Per an Awesome client of ours, interaction is key to learning and implementing in a business. Attending a conference can be great—there’s lot of cool information, you feel invigorated and awestruck, ready to learn, absorb, and change— only to return home and fall back into your routine without implementing a single thing you learned!
Well, we at Mojo don’t plan on doing that.
With this knowledge in our mind, we’ve decided to take the time and reflect on what we learned and summarize that information not only to help our friends, followers, and clients learn, but to help ourselves retain and implement in our agency as well.
Without further ado—here’s our first reflection:
The Changing Face of SEO – And how to keep up!
The land of search engine optimization is a mystery for many, with people relying on tricks and trends to improve their SEO game. Unfortunately for them, these are not a failsafe method to get a better ranking. There are many myths about the world of SEO, most of which leave the marketer feeling powerless in their ability to control their search results.
Not only are most of these not true, but understanding why they’re not true can largely influence the way you approach both your search engine optimization and the way you handle your inbound marketing. With that in mind, here are the myths of SEO we learned, why they’re wrong, and how we at Mojo intend to improve on them.
The Big Myths of Search Engine Marketing
Myth 1: The Search Engines Will Figure It Out
Myth 2: More Content is Better
Myth 3: Link Building is Dead
Myth 4: We want to Rank #1 for X Keyword
Myth 5: We did SEO once and it didn’t work!
In search engine optimization, much focus is spent on the search algorithms. Google is constantly changing the way it measures and configures search results, and never publishes straightforward guidelines on what these changes are beyond a teaser here or there. Many users assume that with Google’s crawling and data-mining abilities, these algorithm updates will account for their own changes and still work for their site. They assume their content will resonate on Google because it has the right keywords and the page has been optimized. And they assume they can do all this purely organically by just posting.
Sorry to burst your bubble, world, but this is not the case. Google is less focused on the marketer than it is on aiding the searcher. If you’re not helping the searcher find you, Google sure won’t help either.
Instead, we as marketers need to focus on what we know works. A simple look at your own analytics will show that anywhere between 80-90% of all blog traffic will come from only 10-20% of published posts. Why is that? Because there are many more factors to SEO than just keyword search these days! Inbound links, social shares and click-throughs are all important and overlooked factors in SEO ranking, and this could easily change any day.

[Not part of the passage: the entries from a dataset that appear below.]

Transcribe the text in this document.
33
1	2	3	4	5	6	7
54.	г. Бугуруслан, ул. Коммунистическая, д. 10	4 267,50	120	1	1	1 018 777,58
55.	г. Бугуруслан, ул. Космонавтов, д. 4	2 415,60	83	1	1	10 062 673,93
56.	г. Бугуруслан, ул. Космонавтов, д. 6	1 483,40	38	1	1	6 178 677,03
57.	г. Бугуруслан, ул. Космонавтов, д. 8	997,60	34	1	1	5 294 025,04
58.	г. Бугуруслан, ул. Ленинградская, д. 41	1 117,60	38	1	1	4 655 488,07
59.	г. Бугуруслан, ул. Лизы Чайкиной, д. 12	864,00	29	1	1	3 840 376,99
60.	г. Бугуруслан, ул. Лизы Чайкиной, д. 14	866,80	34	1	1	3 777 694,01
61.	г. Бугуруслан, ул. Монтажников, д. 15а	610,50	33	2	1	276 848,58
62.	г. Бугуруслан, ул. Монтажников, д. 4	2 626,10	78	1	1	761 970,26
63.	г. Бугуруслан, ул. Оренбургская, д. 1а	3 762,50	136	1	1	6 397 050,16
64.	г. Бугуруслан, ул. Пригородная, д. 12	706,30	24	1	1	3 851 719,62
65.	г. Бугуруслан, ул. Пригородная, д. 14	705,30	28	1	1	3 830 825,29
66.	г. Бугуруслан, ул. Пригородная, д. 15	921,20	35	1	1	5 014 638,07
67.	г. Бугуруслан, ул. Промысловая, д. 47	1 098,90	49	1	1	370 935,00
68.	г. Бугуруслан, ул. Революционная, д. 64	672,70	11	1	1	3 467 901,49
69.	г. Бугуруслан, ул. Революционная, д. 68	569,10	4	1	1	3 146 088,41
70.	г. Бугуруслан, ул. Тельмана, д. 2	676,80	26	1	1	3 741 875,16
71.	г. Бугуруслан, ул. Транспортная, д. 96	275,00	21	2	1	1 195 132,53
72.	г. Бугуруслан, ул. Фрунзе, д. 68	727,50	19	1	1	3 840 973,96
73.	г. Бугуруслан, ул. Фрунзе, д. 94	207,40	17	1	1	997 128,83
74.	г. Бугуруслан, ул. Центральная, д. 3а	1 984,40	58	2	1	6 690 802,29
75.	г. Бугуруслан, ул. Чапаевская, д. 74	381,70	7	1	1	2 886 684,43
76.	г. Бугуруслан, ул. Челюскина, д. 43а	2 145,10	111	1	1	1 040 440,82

Now, we all know that Google will penalize for certain things such as poor link building and keyword stuffing, but that doesn’t mean you should abandon these items altogether. With the focus on keywords for so long, there’s an assumption that the appropriate keywords will make the ultimate difference in ranking, and help you reach the top of the search results. But search has become a composite of a large number of things beyond JUST keywords, and the internet has become so large and search ranking so competitive, that it’s less about the traffic numbers and more about the quality of that traffic.
In addition, just because you’ve created changes in SEO strategy, doesn’t mean you’ll see a difference overnight. Google’s algorithms require page crawls, which take time. You can certainly help Google along—use Webmaster Tools to submit a site map, submit changed pages, and improve your overall UX to improve your ranking. And keep track of any changes Google makes to their algorithms: the move to include mobile optimization in algorithms was announced months ahead of implementation, but that didn’t keep many people from procrastinating on making their site mobile friendly. Those who were on top of things benefitted from rank improvements, while the dawdlers were left lamenting their ranking changes.
So how do you account for these changes, be they known or unknown? STAY ON TOP OF THINGS. Be empathetic to the searcher—any searcher—they may be your user. Be aware of good content—know what resonates in your field. Be social—it’s not enough just to post your content, you have to engage, too. And perhaps most of all—be a marketer! It’s not enough to produce the content, you have to show it off to the world as well!
How do we at Mojo plan to solve this problem?
As with all other things, true change will take time, but there are a few preliminary steps that can be taken.
First—create social streams in HubSpot based on the content you know is resonating. See someone with a query related to your content—engage! An average of 500 million tweets are sent daily! So it’s unlikely a searcher will find your blog just by scouring Twitter. Instead, you need to go out there and find them.
Second—build relationships with others in your field. See a fellow blogger that you like with a strong following? Propose a mutually beneficial relationship. Let them guest blog for you, or guest blog for them, and encourage linking! This will help both parties establish authority in the search world, and allow for better visibility!
And third, leverage what already exists. See a blog post that keeps getting comments and views despite being years old? Repurpose and repost. It’s less about being new and more about being relevant, and that relevance can make all the difference in getting you new visitors and subscribers.